- in Finance by Peter Nyiri
Important For Corporate Sectors To Know About The Term Corporate Finance?
Corporate finance is a division of business financial strategy that deals with investment decisions, capital structuring, and other associated planning. It is a fundamental component needed to run every business unit.
Corporate units have to implement financial strategies into the process to check –
- Availability of funds for the smooth functioning of the business.
- Structuring investments wisely.
- The balance between assets and liabilities.
- Investment opportunities.
Entrepreneurs must understand and get well-versed with the fundamental concepts of corporate finance so that they can make wise financial decisions that will help their businesses grow. Individuals can further look at the important components, as mentioned below.
Components of corporate financing
The following components will help an entrepreneur understand an organization’s capital investment, short-term and long-term liquidity funds, debt, equity and associated concepts to make various investment and financing decisions.
Working capital management
It is an integral business strategy implemented to ensure balanced management of current assets and liabilities.
It is important to manage working capital to ensure companies have sufficient liquid funds in hand to meet their short-term debts and similar operating costs like payment of wages, stocking up inventory, etc.
Working capital can make or break a small business depending upon their value in a corporate unit. Working capital is a measure of the liquid funds available presently for a business and is evaluated by subtracting the current liabilities from current assets.

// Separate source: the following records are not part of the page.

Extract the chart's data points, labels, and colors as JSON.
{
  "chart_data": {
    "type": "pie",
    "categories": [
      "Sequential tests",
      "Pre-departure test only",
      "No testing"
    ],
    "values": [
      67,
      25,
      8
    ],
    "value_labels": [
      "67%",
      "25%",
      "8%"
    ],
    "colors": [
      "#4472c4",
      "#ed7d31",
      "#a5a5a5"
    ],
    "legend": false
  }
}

A positive value of working capital indicates that a business has substantial funds to meet its short-term operating costs and debts.

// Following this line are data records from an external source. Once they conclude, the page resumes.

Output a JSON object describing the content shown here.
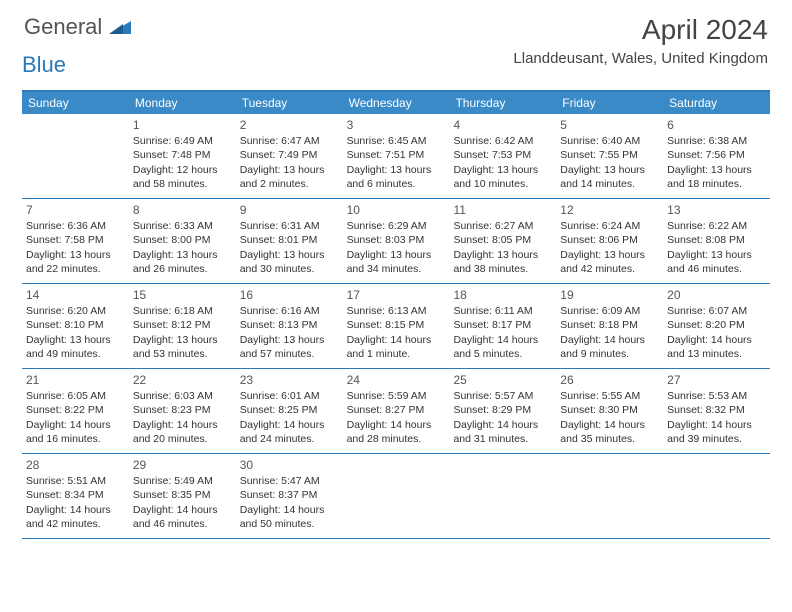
{
  "logo": {
    "general": "General",
    "blue": "Blue"
  },
  "title": "April 2024",
  "location": "Llanddeusant, Wales, United Kingdom",
  "colors": {
    "header_bg": "#3a8ac7",
    "border": "#2a7ab9",
    "text": "#333333"
  },
  "day_headers": [
    "Sunday",
    "Monday",
    "Tuesday",
    "Wednesday",
    "Thursday",
    "Friday",
    "Saturday"
  ],
  "weeks": [
    [
      {
        "num": "",
        "sunrise": "",
        "sunset": "",
        "daylight": ""
      },
      {
        "num": "1",
        "sunrise": "Sunrise: 6:49 AM",
        "sunset": "Sunset: 7:48 PM",
        "daylight": "Daylight: 12 hours and 58 minutes."
      },
      {
        "num": "2",
        "sunrise": "Sunrise: 6:47 AM",
        "sunset": "Sunset: 7:49 PM",
        "daylight": "Daylight: 13 hours and 2 minutes."
      },
      {
        "num": "3",
        "sunrise": "Sunrise: 6:45 AM",
        "sunset": "Sunset: 7:51 PM",
        "daylight": "Daylight: 13 hours and 6 minutes."
      },
      {
        "num": "4",
        "sunrise": "Sunrise: 6:42 AM",
        "sunset": "Sunset: 7:53 PM",
        "daylight": "Daylight: 13 hours and 10 minutes."
      },
      {
        "num": "5",
        "sunrise": "Sunrise: 6:40 AM",
        "sunset": "Sunset: 7:55 PM",
        "daylight": "Daylight: 13 hours and 14 minutes."
      },
      {
        "num": "6",
        "sunrise": "Sunrise: 6:38 AM",
        "sunset": "Sunset: 7:56 PM",
        "daylight": "Daylight: 13 hours and 18 minutes."
      }
    ],
    [
      {
        "num": "7",
        "sunrise": "Sunrise: 6:36 AM",
        "sunset": "Sunset: 7:58 PM",
        "daylight": "Daylight: 13 hours and 22 minutes."
      },
      {
        "num": "8",
        "sunrise": "Sunrise: 6:33 AM",
        "sunset": "Sunset: 8:00 PM",
        "daylight": "Daylight: 13 hours and 26 minutes."
      },
      {
        "num": "9",
        "sunrise": "Sunrise: 6:31 AM",
        "sunset": "Sunset: 8:01 PM",
        "daylight": "Daylight: 13 hours and 30 minutes."
      },
      {
        "num": "10",
        "sunrise": "Sunrise: 6:29 AM",
        "sunset": "Sunset: 8:03 PM",
        "daylight": "Daylight: 13 hours and 34 minutes."
      },
      {
        "num": "11",
        "sunrise": "Sunrise: 6:27 AM",
        "sunset": "Sunset: 8:05 PM",
        "daylight": "Daylight: 13 hours and 38 minutes."
      },
      {
        "num": "12",
        "sunrise": "Sunrise: 6:24 AM",
        "sunset": "Sunset: 8:06 PM",
        "daylight": "Daylight: 13 hours and 42 minutes."
      },
      {
        "num": "13",
        "sunrise": "Sunrise: 6:22 AM",
        "sunset": "Sunset: 8:08 PM",
        "daylight": "Daylight: 13 hours and 46 minutes."
      }
    ],
    [
      {
        "num": "14",
        "sunrise": "Sunrise: 6:20 AM",
        "sunset": "Sunset: 8:10 PM",
        "daylight": "Daylight: 13 hours and 49 minutes."
      },
      {
        "num": "15",
        "sunrise": "Sunrise: 6:18 AM",
        "sunset": "Sunset: 8:12 PM",
        "daylight": "Daylight: 13 hours and 53 minutes."
      },
      {
        "num": "16",
        "sunrise": "Sunrise: 6:16 AM",
        "sunset": "Sunset: 8:13 PM",
        "daylight": "Daylight: 13 hours and 57 minutes."
      },
      {
        "num": "17",
        "sunrise": "Sunrise: 6:13 AM",
        "sunset": "Sunset: 8:15 PM",
        "daylight": "Daylight: 14 hours and 1 minute."
      },
      {
        "num": "18",
        "sunrise": "Sunrise: 6:11 AM",
        "sunset": "Sunset: 8:17 PM",
        "daylight": "Daylight: 14 hours and 5 minutes."
      },
      {
        "num": "19",
        "sunrise": "Sunrise: 6:09 AM",
        "sunset": "Sunset: 8:18 PM",
        "daylight": "Daylight: 14 hours and 9 minutes."
      },
      {
        "num": "20",
        "sunrise": "Sunrise: 6:07 AM",
        "sunset": "Sunset: 8:20 PM",
        "daylight": "Daylight: 14 hours and 13 minutes."
      }
    ],
    [
      {
        "num": "21",
        "sunrise": "Sunrise: 6:05 AM",
        "sunset": "Sunset: 8:22 PM",
        "daylight": "Daylight: 14 hours and 16 minutes."
      },
      {
        "num": "22",
        "sunrise": "Sunrise: 6:03 AM",
        "sunset": "Sunset: 8:23 PM",
        "daylight": "Daylight: 14 hours and 20 minutes."
      },
      {
        "num": "23",
        "sunrise": "Sunrise: 6:01 AM",
        "sunset": "Sunset: 8:25 PM",
        "daylight": "Daylight: 14 hours and 24 minutes."
      },
      {
        "num": "24",
        "sunrise": "Sunrise: 5:59 AM",
        "sunset": "Sunset: 8:27 PM",
        "daylight": "Daylight: 14 hours and 28 minutes."
      },
      {
        "num": "25",
        "sunrise": "Sunrise: 5:57 AM",
        "sunset": "Sunset: 8:29 PM",
        "daylight": "Daylight: 14 hours and 31 minutes."
      },
      {
        "num": "26",
        "sunrise": "Sunrise: 5:55 AM",
        "sunset": "Sunset: 8:30 PM",
        "daylight": "Daylight: 14 hours and 35 minutes."
      },
      {
        "num": "27",
        "sunrise": "Sunrise: 5:53 AM",
        "sunset": "Sunset: 8:32 PM",
        "daylight": "Daylight: 14 hours and 39 minutes."
      }
    ],
    [
      {
        "num": "28",
        "sunrise": "Sunrise: 5:51 AM",
        "sunset": "Sunset: 8:34 PM",
        "daylight": "Daylight: 14 hours and 42 minutes."
      },
      {
        "num": "29",
        "sunrise": "Sunrise: 5:49 AM",
        "sunset": "Sunset: 8:35 PM",
        "daylight": "Daylight: 14 hours and 46 minutes."
      },
      {
        "num": "30",
        "sunrise": "Sunrise: 5:47 AM",
        "sunset": "Sunset: 8:37 PM",
        "daylight": "Daylight: 14 hours and 50 minutes."
      },
      {
        "num": "",
        "sunrise": "",
        "sunset": "",
        "daylight": ""
      },
      {
        "num": "",
        "sunrise": "",
        "sunset": "",
        "daylight": ""
      },
      {
        "num": "",
        "sunrise": "",
        "sunset": "",
        "daylight": ""
      },
      {
        "num": "",
        "sunrise": "",
        "sunset": "",
        "daylight": ""
      }
    ]
  ]
}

Whereas, the negative value of working capital indicates that the business will face issues in meeting short-term expenses.
Therefore, the business needs to manage working capital and ensure sufficient availability of resources is efficiently maintained.
External financing
External financing is the option for businesses to obtain funds from outside the firm. This is integral when companies don’t have enough funds available to finance projects or business operations. They can look for investors who are willing to invest in their business unit or seek loan opportunities.
Financial companies offer entrepreneurs business loans that can be utilized to fund various business operations. They can avail up to Rs.30 Lakh for their business requirements easily from top lenders.
However, to arrange entrepreneurial finance, individuals have to qualify the minimum eligibility conditions in addition to providing documents.
- Eligibility criteria
– Entrepreneurs should be between 25 to 55 years of age.
– A decent credit score and credit profile.
– The borrower must have a business vintage of a minimum of 3 years.
- Documents
– Proof of identity.
– Address proof.
– IT return receipt for the previous year.
– Financial documents such as bank account statement, balance sheet, and profit & loss statement for the last 2 years audited by a chartered accountant.
Enterprises qualifying above eligibility conditions and having required documents will be able to arrange for external finances should their business need surplus funds.
Supply chain management
Every enterprise needs to have a supply chain management unit to ensure all operational processes involved in manufacture, package, and delivery of a product is achieved efficiently.
Businesses should know the importance and process of supply chain management for greater efficiency.
It is segregated in 5 steps, namely –
- Planning.
- Source/ develop contacts/ suppliers.
- Execution/ manufacture.
- Delivery.
- Return.
Planning finances for each step helps curate an efficient and cost-effective process.
Corporate finance is a huge domain and deals with several other components like structuring of capital, investments, and financing. Since all these are crucial to developing a business structure that is profitable and efficient, corporates need to know about it.
Conclusion:
The term ‘Corporate finance’ is crucial in the business process as it is the basis of making all financial plans and strategies that help in business growth.
Corporates have to gain profound knowledge of its various concepts to ensure they develop efficient and cost-effective processes.
Having in-depth knowledge of the components will help individuals determine the structuring of capital, working capital management, supply chain management, and external financing.